À l’heure où les valeurs se croisent avec la politique, et où les débats sur la normalisation et la liberté d’expression s’intensifient, un échange indirect mais significatif a opposé le Secrétaire général du Mouvement Populaire, Mohamed Ouzzine, à l’acteur associatif et militant Aziz El Hanawi. Ce différend n’était pas anodin : il reflète la tension persistante entre la légitimité institutionnelle et la légitimité civique informelle.
Lors d’une séance parlementaire de questions au chef du gouvernement, Ouzzine a affirmé que « le soutien aux causes justes ne doit pas servir de prétexte à l’anarchie et au désordre », une déclaration interprétée comme une critique implicite envers certaines manifestations pro-palestiniennes. Une sortie qui n’a pas manqué de faire réagir El Hanawi, qui y a vu une tentative de restreindre la voix de la rue et de conditionner la solidarité populaire.

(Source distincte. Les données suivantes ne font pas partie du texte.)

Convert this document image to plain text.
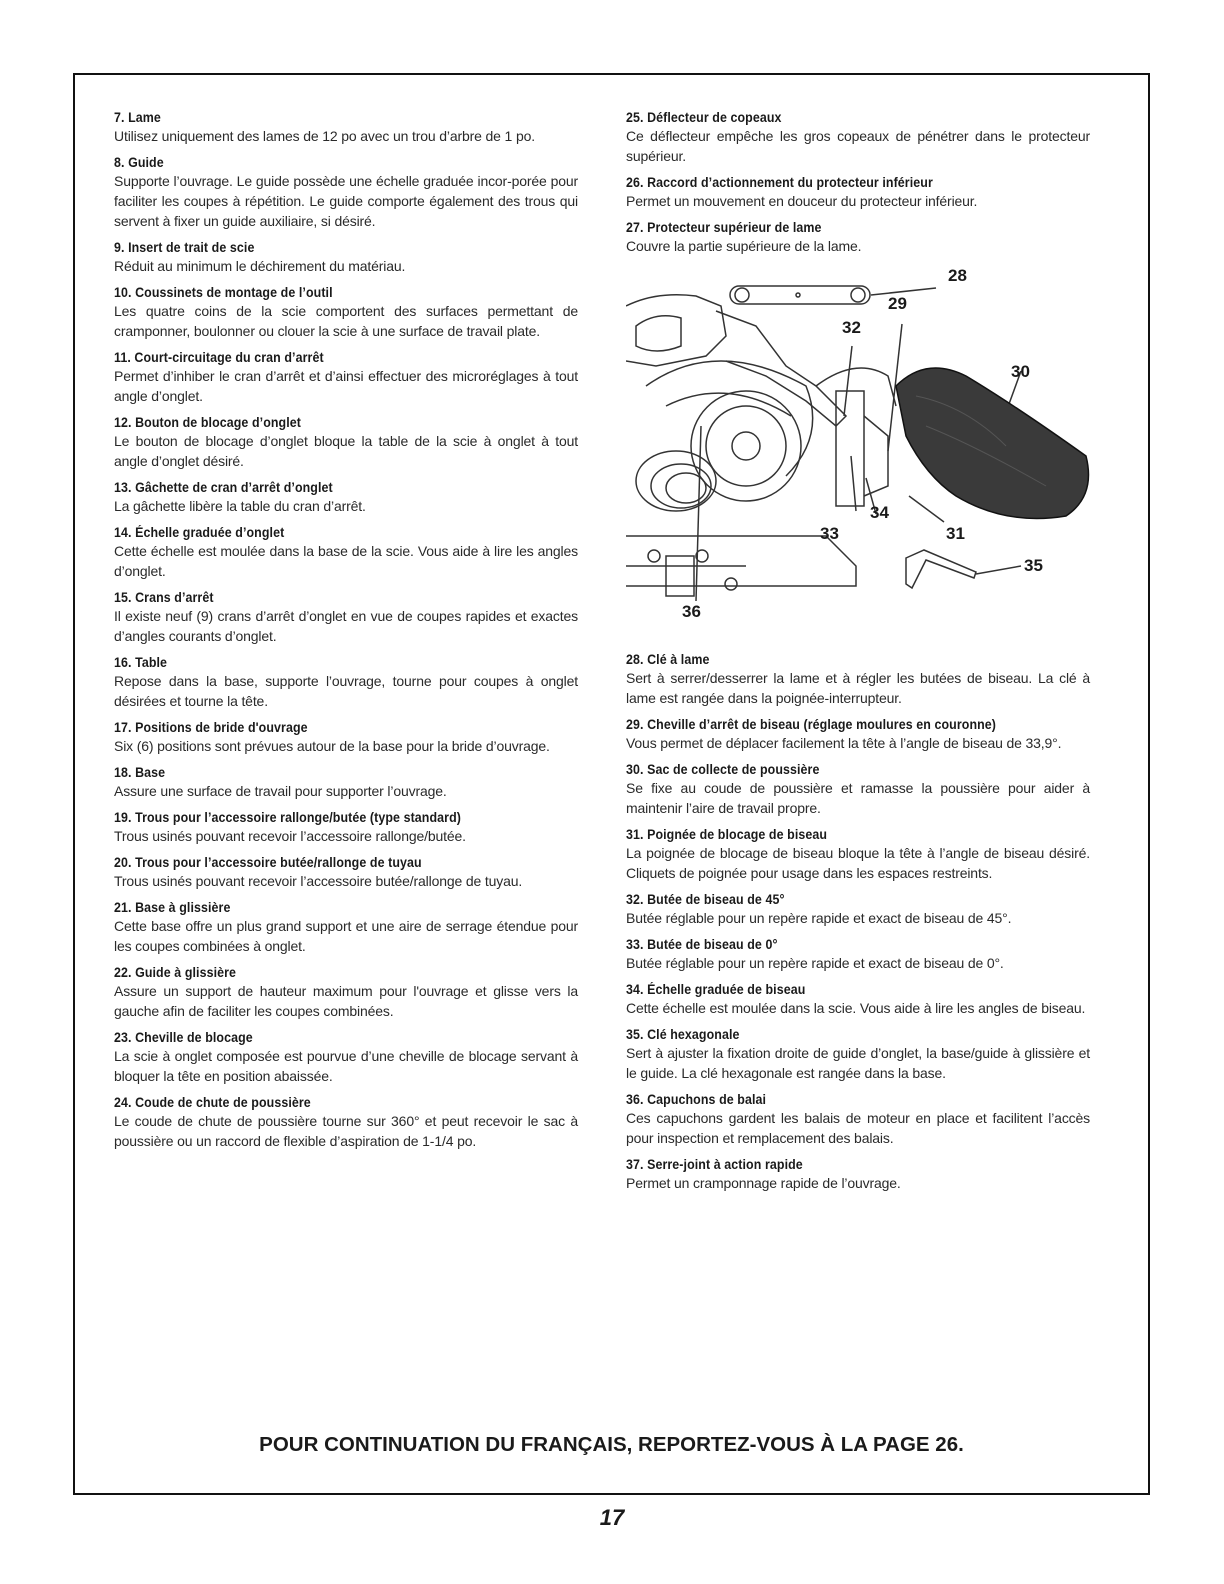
7. Lame

Utilisez uniquement des lames de 12 po avec un trou d’arbre de 1 po.

8. Guide

Supporte l’ouvrage. Le guide possède une échelle graduée incor-porée pour faciliter les coupes à répétition. Le guide comporte également des trous qui servent à fixer un guide auxiliaire, si désiré.

9. Insert de trait de scie

Réduit au minimum le déchirement du matériau.

10. Coussinets de montage de l’outil

Les quatre coins de la scie comportent des surfaces permettant de cramponner, boulonner ou clouer la scie à une surface de travail plate.

11. Court-circuitage du cran d’arrêt

Permet d’inhiber le cran d’arrêt et d’ainsi effectuer des microréglages à tout angle d’onglet.

12. Bouton de blocage d’onglet

Le bouton de blocage d’onglet bloque la table de la scie à onglet à tout angle d’onglet désiré.

13. Gâchette de cran d’arrêt d’onglet

La gâchette libère la table du cran d’arrêt.

14. Échelle graduée d’onglet

Cette échelle est moulée dans la base de la scie. Vous aide à lire les angles d’onglet.

15. Crans d’arrêt

Il existe neuf (9) crans d’arrêt d’onglet en vue de coupes rapides et exactes d’angles courants d’onglet.

16. Table

Repose dans la base, supporte l’ouvrage, tourne pour coupes à onglet désirées et tourne la tête.

17. Positions de bride d'ouvrage

Six (6) positions sont prévues autour de la base pour la bride d’ouvrage.

18. Base

Assure une surface de travail pour supporter l’ouvrage.

19. Trous pour l’accessoire rallonge/butée (type standard)

Trous usinés pouvant recevoir l’accessoire rallonge/butée.

20. Trous pour l’accessoire butée/rallonge de tuyau

Trous usinés pouvant recevoir l’accessoire butée/rallonge de tuyau.

21. Base à glissière

Cette base offre un plus grand support et une aire de serrage étendue pour les coupes combinées à onglet.

22. Guide à glissière

Assure un support de hauteur maximum pour l'ouvrage et glisse vers la gauche afin de faciliter les coupes combinées.

23. Cheville de blocage

La scie à onglet composée est pourvue d’une cheville de blocage servant à bloquer la tête en position abaissée.

24. Coude de chute de poussière

Le coude de chute de poussière tourne sur 360° et peut recevoir le sac à poussière ou un raccord de flexible d’aspiration de 1-1/4 po.

25. Déflecteur de copeaux

Ce déflecteur empêche les gros copeaux de pénétrer dans le protecteur supérieur.

26. Raccord d’actionnement du protecteur inférieur

Permet un mouvement en douceur du protecteur inférieur.

27. Protecteur supérieur de lame

Couvre la partie supérieure de la lame.

28
29
32
30
34
31
33
35
36
28. Clé à lame

Sert à serrer/desserrer la lame et à régler les butées de biseau. La clé à lame est rangée dans la poignée-interrupteur.

29. Cheville d’arrêt de biseau (réglage moulures en couronne)

Vous permet de déplacer facilement la tête à l’angle de biseau de 33,9°.

30. Sac de collecte de poussière

Se fixe au coude de poussière et ramasse la poussière pour aider à maintenir l’aire de travail propre.

31. Poignée de blocage de biseau

La poignée de blocage de biseau bloque la tête à l’angle de biseau désiré. Cliquets de poignée pour usage dans les espaces restreints.

32. Butée de biseau de 45°

Butée réglable pour un repère rapide et exact de biseau de 45°.

33. Butée de biseau de 0°

Butée réglable pour un repère rapide et exact de biseau de 0°.

34. Échelle graduée de biseau

Cette échelle est moulée dans la scie. Vous aide à lire les angles de biseau.

35. Clé hexagonale

Sert à ajuster la fixation droite de guide d’onglet, la base/guide à glissière et le guide. La clé hexagonale est rangée dans la base.

36. Capuchons de balai

Ces capuchons gardent les balais de moteur en place et facilitent l’accès pour inspection et remplacement des balais.

37. Serre-joint à action rapide

Permet un cramponnage rapide de l’ouvrage.

POUR CONTINUATION DU FRANÇAIS, REPORTEZ-VOUS À LA PAGE 26.
17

Deux légitimités en tension
En arrière-plan de cette controverse, se pose une question de fond dans le paysage marocain : comment concilier la légitimité d’un pouvoir élu, garant de l’intérêt national, avec celle d’un activisme civil qui reflète l’émotion populaire et les attentes citoyennes ?
Mohamed Ouzzine, politicien expérimenté, s’est exprimé du point de vue du gardien des constantes nationales, dénonçant ce qu’il perçoit comme une instrumentalisation des causes nobles et une lecture à géométrie variable du patriotisme. Pour lui, le nationalisme ne s’exprime pas uniquement dans la rue, mais aussi dans l’équilibre des positions, la préservation de la stabilité et le respect des institutions.
Face à lui, Aziz El Hanawi, en tant que représentant d’un observatoire opposé à la normalisation, a lu l’intervention parlementaire comme une tentative d’étouffer les voix dissidentes, alors que le contexte régional appelle, selon lui, à un soutien sans ambigüité à la cause palestinienne.
De la critique au soupçon : la dérive du débat
Ce qui complexifie davantage ce type de controverse, c’est la rapidité avec laquelle le débat glisse de la critique à la stigmatisation.
Au lieu d’un échange rationnel sur les limites de la liberté d’expression dans l’espace public, on assiste à une polarisation symbolique, où les appartenances idéologiques et les positions historiques prennent le dessus.
Ce clivage, bien que personnalisé ici, illustre un malaise plus profond : l’absence d’un véritable dialogue national sur les frontières du pluralisme, le rôle des ONG dans la vie publique, et le rapport entre engagement citoyen et cohérence diplomatique.
Vers une rationalité politique et civile
Aucun pays ne peut construire son avenir sur une seule jambe.
Les institutions élues ont besoin du soutien moral et critique de la société civile pour renforcer leur légitimité. De son côté, l’action associative doit s’ancrer dans le respect de l’État de droit, sans tomber dans la démagogie ou le procès d’intention permanent.
Le Maroc d’aujourd’hui n’a pas besoin d’une guerre des postures, mais d’un sursaut de responsabilité. Il nous faut des voix capables de sortir de la logique de surenchère, pour restaurer un espace de débat fondé sur la confiance, la transparence et le sens des responsabilités partagées.